5. The system according to claim 3, wherein when there are multiple frequency shifting apparatuses, an optical amplifier is coupled between any two adjacent frequency shifting apparatuses.

6. The system according to a claim 2, wherein:

the system comprises one or more public waveguides; and

when there is one public waveguide, the download end of each of the multiple microring modulators is connected to the public waveguide.

7. The system according to a claim 2, wherein:

the system comprises one or more public waveguides; and

when there are multiple public waveguides, the multiple microring modulators are grouped into multiple microring subgroups whose quantity is the same as that of the public waveguides, and the microring subgroups are connected to the public waveguides in a one-to-one correspondence manner.

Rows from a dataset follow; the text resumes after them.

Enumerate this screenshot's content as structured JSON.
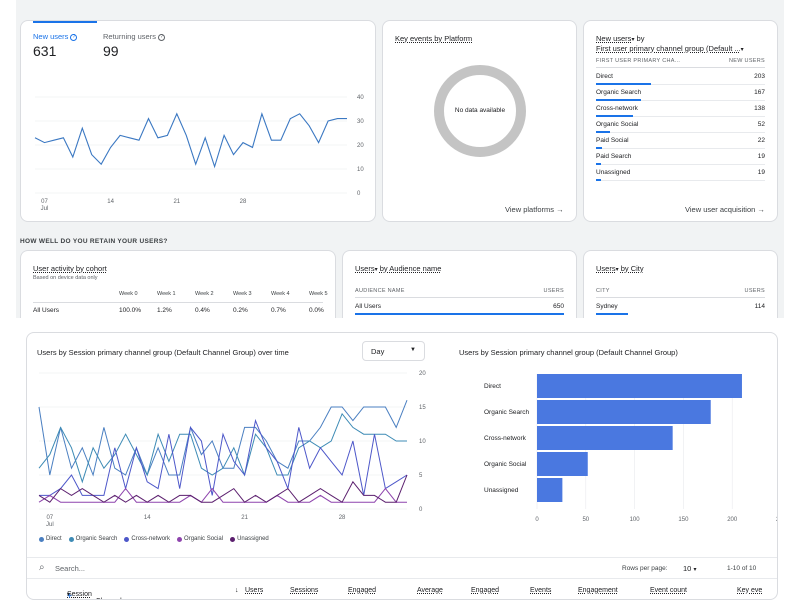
{
  "new_users_card": {
    "tab_new_users": "New users",
    "tab_returning": "Returning users",
    "new_users_value": "631",
    "returning_value": "99",
    "y_ticks": [
      "40",
      "30",
      "20",
      "10",
      "0"
    ],
    "x_ticks": [
      "07",
      "14",
      "21",
      "28"
    ],
    "x_month": "Jul",
    "series": [
      23,
      21,
      22,
      23,
      15,
      27,
      16,
      12,
      19,
      24,
      23,
      22,
      31,
      23,
      24,
      33,
      24,
      12,
      23,
      11,
      24,
      16,
      21,
      19,
      33,
      22,
      22,
      31,
      33,
      28,
      21,
      30,
      31,
      31
    ]
  },
  "key_events_card": {
    "title": "Key events by Platform",
    "no_data": "No data available",
    "link": "View platforms"
  },
  "acquisition_card": {
    "title_line1": "New users",
    "title_by": " by",
    "title_line2": "First user primary channel group (Default ...",
    "col_dim": "FIRST USER PRIMARY CHA...",
    "col_metric": "NEW USERS",
    "rows": [
      {
        "label": "Direct",
        "value": "203",
        "frac": 1.0
      },
      {
        "label": "Organic Search",
        "value": "167",
        "frac": 0.82
      },
      {
        "label": "Cross-network",
        "value": "138",
        "frac": 0.68
      },
      {
        "label": "Organic Social",
        "value": "52",
        "frac": 0.26
      },
      {
        "label": "Paid Social",
        "value": "22",
        "frac": 0.11
      },
      {
        "label": "Paid Search",
        "value": "19",
        "frac": 0.09
      },
      {
        "label": "Unassigned",
        "value": "19",
        "frac": 0.09
      }
    ],
    "link": "View user acquisition"
  },
  "retention": {
    "section_label": "HOW WELL DO YOU RETAIN YOUR USERS?",
    "cohort_title": "User activity by cohort",
    "cohort_sub": "Based on device data only",
    "weeks": [
      "Week 0",
      "Week 1",
      "Week 2",
      "Week 3",
      "Week 4",
      "Week 5"
    ],
    "row_label": "All Users",
    "row_values": [
      "100.0%",
      "1.2%",
      "0.4%",
      "0.2%",
      "0.7%",
      "0.0%"
    ]
  },
  "audience_card": {
    "title_metric": "Users",
    "title_dim": "by Audience name",
    "col_dim": "AUDIENCE NAME",
    "col_metric": "USERS",
    "row_label": "All Users",
    "row_value": "650"
  },
  "city_card": {
    "title_metric": "Users",
    "title_dim": "by City",
    "col_dim": "CITY",
    "col_metric": "USERS",
    "row_label": "Sydney",
    "row_value": "114"
  },
  "bottom": {
    "line_title": "Users by Session primary channel group (Default Channel Group) over time",
    "granularity": "Day",
    "bar_title": "Users by Session primary channel group (Default Channel Group)",
    "search_placeholder": "Search...",
    "rows_per_page_label": "Rows per page:",
    "rows_per_page": "10",
    "pagination": "1-10 of 10",
    "dim_select": "Session primary...Channel Group)",
    "columns": [
      "Users",
      "Sessions",
      "Engaged",
      "Average",
      "Engaged",
      "Events",
      "Engagement",
      "Event count",
      "Key eve"
    ]
  },
  "chart_data": [
    {
      "type": "line",
      "x_ticks": [
        "07",
        "14",
        "21",
        "28"
      ],
      "x_month": "Jul",
      "y_ticks": [
        "20",
        "15",
        "10",
        "5",
        "0"
      ],
      "ylim": [
        0,
        20
      ],
      "series": [
        {
          "name": "Direct",
          "color": "#4a7fc1",
          "values": [
            15,
            5,
            12,
            6,
            9,
            5,
            12,
            6,
            5,
            9,
            5,
            9,
            5,
            5,
            12,
            8,
            10,
            6,
            6,
            12,
            12,
            10,
            7,
            6,
            10,
            10,
            12,
            15,
            15,
            13,
            15,
            15,
            15,
            12,
            16
          ]
        },
        {
          "name": "Organic Search",
          "color": "#3d8bb5",
          "values": [
            6,
            8,
            12,
            9,
            4,
            9,
            6,
            8,
            11,
            8,
            5,
            11,
            7,
            11,
            11,
            6,
            5,
            6,
            9,
            5,
            11,
            9,
            5,
            5,
            9,
            10,
            9,
            10,
            14,
            12,
            11,
            11,
            11,
            10,
            10
          ]
        },
        {
          "name": "Cross-network",
          "color": "#4d57c9",
          "values": [
            2,
            2,
            3,
            5,
            2,
            2,
            2,
            9,
            3,
            9,
            4,
            3,
            11,
            3,
            12,
            10,
            2,
            11,
            7,
            5,
            13,
            9,
            7,
            3,
            12,
            6,
            9,
            7,
            5,
            10,
            2,
            11,
            3,
            4,
            5
          ]
        },
        {
          "name": "Organic Social",
          "color": "#8e44ad",
          "values": [
            1,
            2,
            1,
            1,
            1,
            1,
            1,
            1,
            3,
            1,
            1,
            1,
            1,
            1,
            2,
            1,
            3,
            1,
            1,
            1,
            1,
            1,
            2,
            1,
            1,
            1,
            2,
            1,
            1,
            1,
            1,
            1,
            3,
            1,
            1
          ]
        },
        {
          "name": "Unassigned",
          "color": "#5b1f6e",
          "values": [
            2,
            1,
            3,
            2,
            3,
            2,
            1,
            2,
            1,
            2,
            1,
            2,
            1,
            2,
            2,
            1,
            1,
            2,
            3,
            1,
            2,
            1,
            2,
            3,
            1,
            2,
            3,
            2,
            1,
            4,
            2,
            2,
            1,
            1,
            5
          ]
        }
      ]
    },
    {
      "type": "bar",
      "orientation": "horizontal",
      "categories": [
        "Direct",
        "Organic Search",
        "Cross-network",
        "Organic Social",
        "Unassigned"
      ],
      "values": [
        210,
        178,
        139,
        52,
        26
      ],
      "xlim": [
        0,
        250
      ],
      "x_ticks": [
        "0",
        "50",
        "100",
        "150",
        "200",
        "250"
      ],
      "color": "#4a78e0"
    }
  ]
}
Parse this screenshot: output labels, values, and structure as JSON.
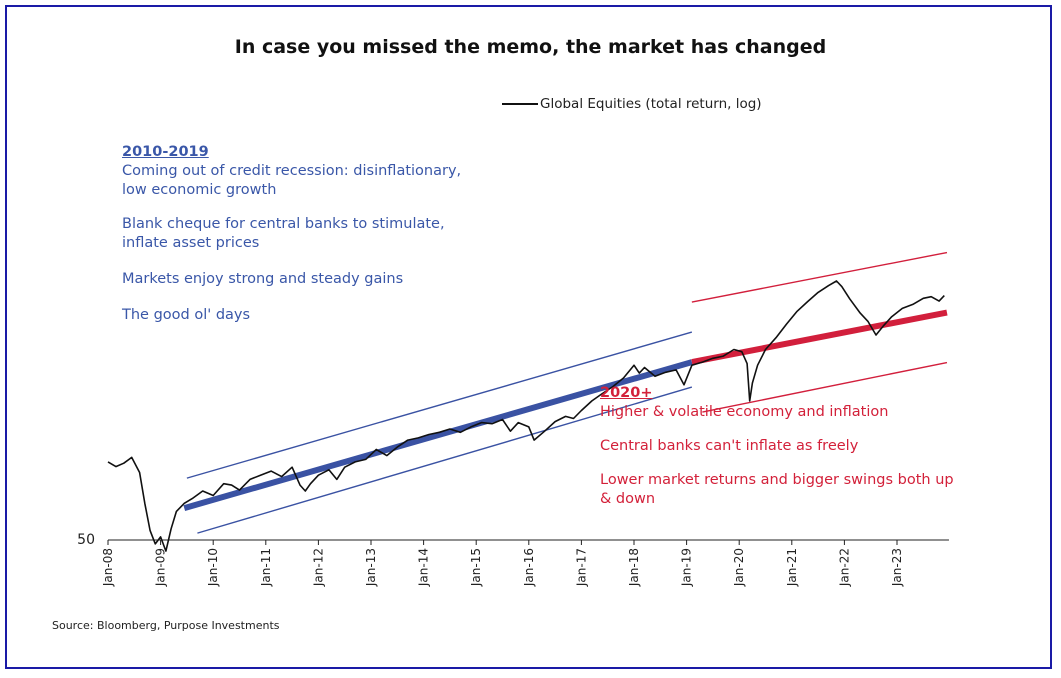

8. The system according to claim 2, further comprising:

a temperature control apparatus, configured to provide a stable temperature environment for the comb-shaped light source and the microring group.

9. A method for generating an optical signal, the method comprising:

generating and outputting polychromatic light by using a light source;

filtering and modulating the polychromatic light by using each of multiple microring modulators, to obtain optical signals with different frequencies; and

outputting multiple optical signals among the optical signals with different frequencies to a public waveguide.

10. The method according to claim 9, wherein generating and outputting polychromatic light by using a light source comprises:

performing a frequency shifting operation on the light source by using one phase modulator to which a microwave signal is loaded, to obtain and output polychromatic light; or

performing a stage-by-stage frequency shifting operation on the light source by using multiple cascading phase modulators to which a same microwave signal is loaded, to obtain multiple beams of polychromatic light.

11. The method according to claim 9, wherein outputting multiple optical signals among the optical signals with different frequencies to a public waveguide further comprises:

outputting optical signals among the optical signals with different frequencies except the multiple optical signals to at least one public waveguide.

12. The method according to claim 9, further comprising:

providing a stable temperature environment for the light source and the microring modulator.